Rezension

Dunkle Zeiten

Alles Licht, das wir nicht sehen - Anthony Doerr

Alles Licht, das wir nicht sehen
von Anthony Doerr

Marie-Laure und Werner kommen aus unterschiedlichen Welten. Marie-Laure lebt in Paris. Das Mädchen ist blind und wächst als Halbwaise bei ihrem Vaters auf, der nach Möglichkeiten versucht, ihr den Alltag zu erleichtern, sie aber ebenso fördert. Werner lebt mit seiner Schwester Jutta in einem Waisenhaus in Essen. Beiden gemein ist die Liebe zum Radio und die Tendenz, Dinge zu hinterfragen. Als 1939 der zweite Weltkrieg ausbricht, ändert sich alles für die beiden.

Das Radio wird hier zum roten Faden der Erzählung. In Anbetracht der Zeit, in der die Geschichte spielt, ist das wenig verwunderlich, denn zur Zeit der Weimarer Republik und des zweiten Weltkriegs war das Radio, oder der so vielfach bezeichnete Volksempfänger, das Hauptmedium für Information und leider auch Indoktrination.
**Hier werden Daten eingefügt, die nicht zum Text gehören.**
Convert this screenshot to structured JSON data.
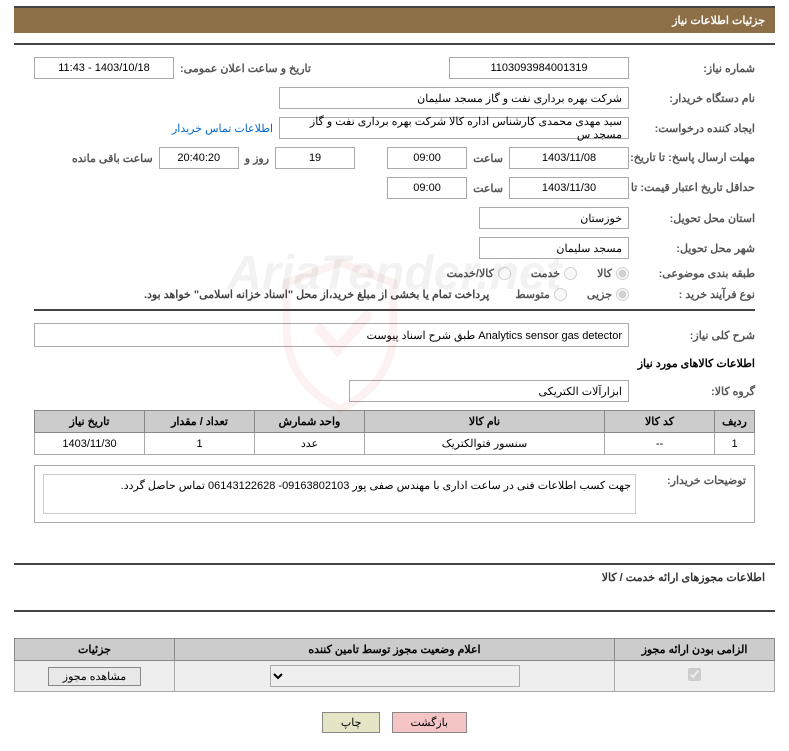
{
  "header": {
    "title": "جزئیات اطلاعات نیاز"
  },
  "watermark": "AriaTender.net",
  "fields": {
    "need_no_label": "شماره نیاز:",
    "need_no": "1103093984001319",
    "announce_label": "تاریخ و ساعت اعلان عمومی:",
    "announce": "1403/10/18 - 11:43",
    "buyer_org_label": "نام دستگاه خریدار:",
    "buyer_org": "شرکت بهره برداری نفت و گاز مسجد سلیمان",
    "requester_label": "ایجاد کننده درخواست:",
    "requester": "سید مهدی محمدی کارشناس اداره کالا  شرکت بهره برداری نفت و گاز مسجد س",
    "contact_link": "اطلاعات تماس خریدار",
    "reply_deadline_label": "مهلت ارسال پاسخ: تا تاریخ:",
    "reply_date": "1403/11/08",
    "time_label": "ساعت",
    "reply_time": "09:00",
    "days": "19",
    "days_and": "روز و",
    "countdown": "20:40:20",
    "remain": "ساعت باقی مانده",
    "price_validity_label": "حداقل تاریخ اعتبار قیمت: تا تاریخ:",
    "price_date": "1403/11/30",
    "price_time": "09:00",
    "province_label": "استان محل تحویل:",
    "province": "خوزستان",
    "city_label": "شهر محل تحویل:",
    "city": "مسجد سلیمان",
    "category_label": "طبقه بندی موضوعی:",
    "cat_goods": "کالا",
    "cat_service": "خدمت",
    "cat_both": "کالا/خدمت",
    "process_label": "نوع فرآیند خرید :",
    "proc_partial": "جزیی",
    "proc_medium": "متوسط",
    "payment_note": "پرداخت تمام یا بخشی از مبلغ خرید،از محل \"اسناد خزانه اسلامی\" خواهد بود.",
    "general_desc_label": "شرح کلی نیاز:",
    "general_desc": "طبق شرح اسناد پیوست Analytics sensor gas detector",
    "goods_info_title": "اطلاعات کالاهای مورد نیاز",
    "goods_group_label": "گروه کالا:",
    "goods_group": "ابزارآلات الکتریکی",
    "buyer_notes_label": "توضیحات خریدار:",
    "buyer_notes": "جهت کسب اطلاعات فنی در ساعت اداری با مهندس صفی پور 09163802103- 06143122628 تماس حاصل گردد."
  },
  "table": {
    "headers": {
      "row": "ردیف",
      "code": "کد کالا",
      "name": "نام کالا",
      "unit": "واحد شمارش",
      "qty": "تعداد / مقدار",
      "date": "تاریخ نیاز"
    },
    "rows": [
      {
        "row": "1",
        "code": "--",
        "name": "سنسور فتوالکتریک",
        "unit": "عدد",
        "qty": "1",
        "date": "1403/11/30"
      }
    ]
  },
  "permits": {
    "section_title": "اطلاعات مجوزهای ارائه خدمت / کالا",
    "headers": {
      "mandatory": "الزامی بودن ارائه مجوز",
      "status": "اعلام وضعیت مجوز توسط تامین کننده",
      "details": "جزئیات"
    },
    "view_btn": "مشاهده مجوز"
  },
  "footer": {
    "print": "چاپ",
    "back": "بازگشت"
  }
}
Anthony Doerr erzählt die Geschichten seiner Protagonisten sehr differenziert, was es dem Leser ermöglicht, die Beweggründe sowohl von Marie als auch von Werner nachzuvollziehen, auch wenn man sich manchmal wünscht, sie würden anders handeln. Dadurch, dass Doerr seine Charaktere aber wie Menschen handeln lässt und nicht wie Romanfiguren wird die Geschichte aber stimmig. Ebenso werden die Schrecken der damaligen Zeit nicht ausgelassen. Gerade, weil nichts beschönigt wird, ist das Leseerlebnis aber umso intensiver. Trotzdem gibt es sie in der Geschichte, die hellen Momente, die durch das Dunkel von Gewalt durchscheinen und so trägt „Alles Licht, das wir nicht sehen“ seinen Titel völlig zurecht.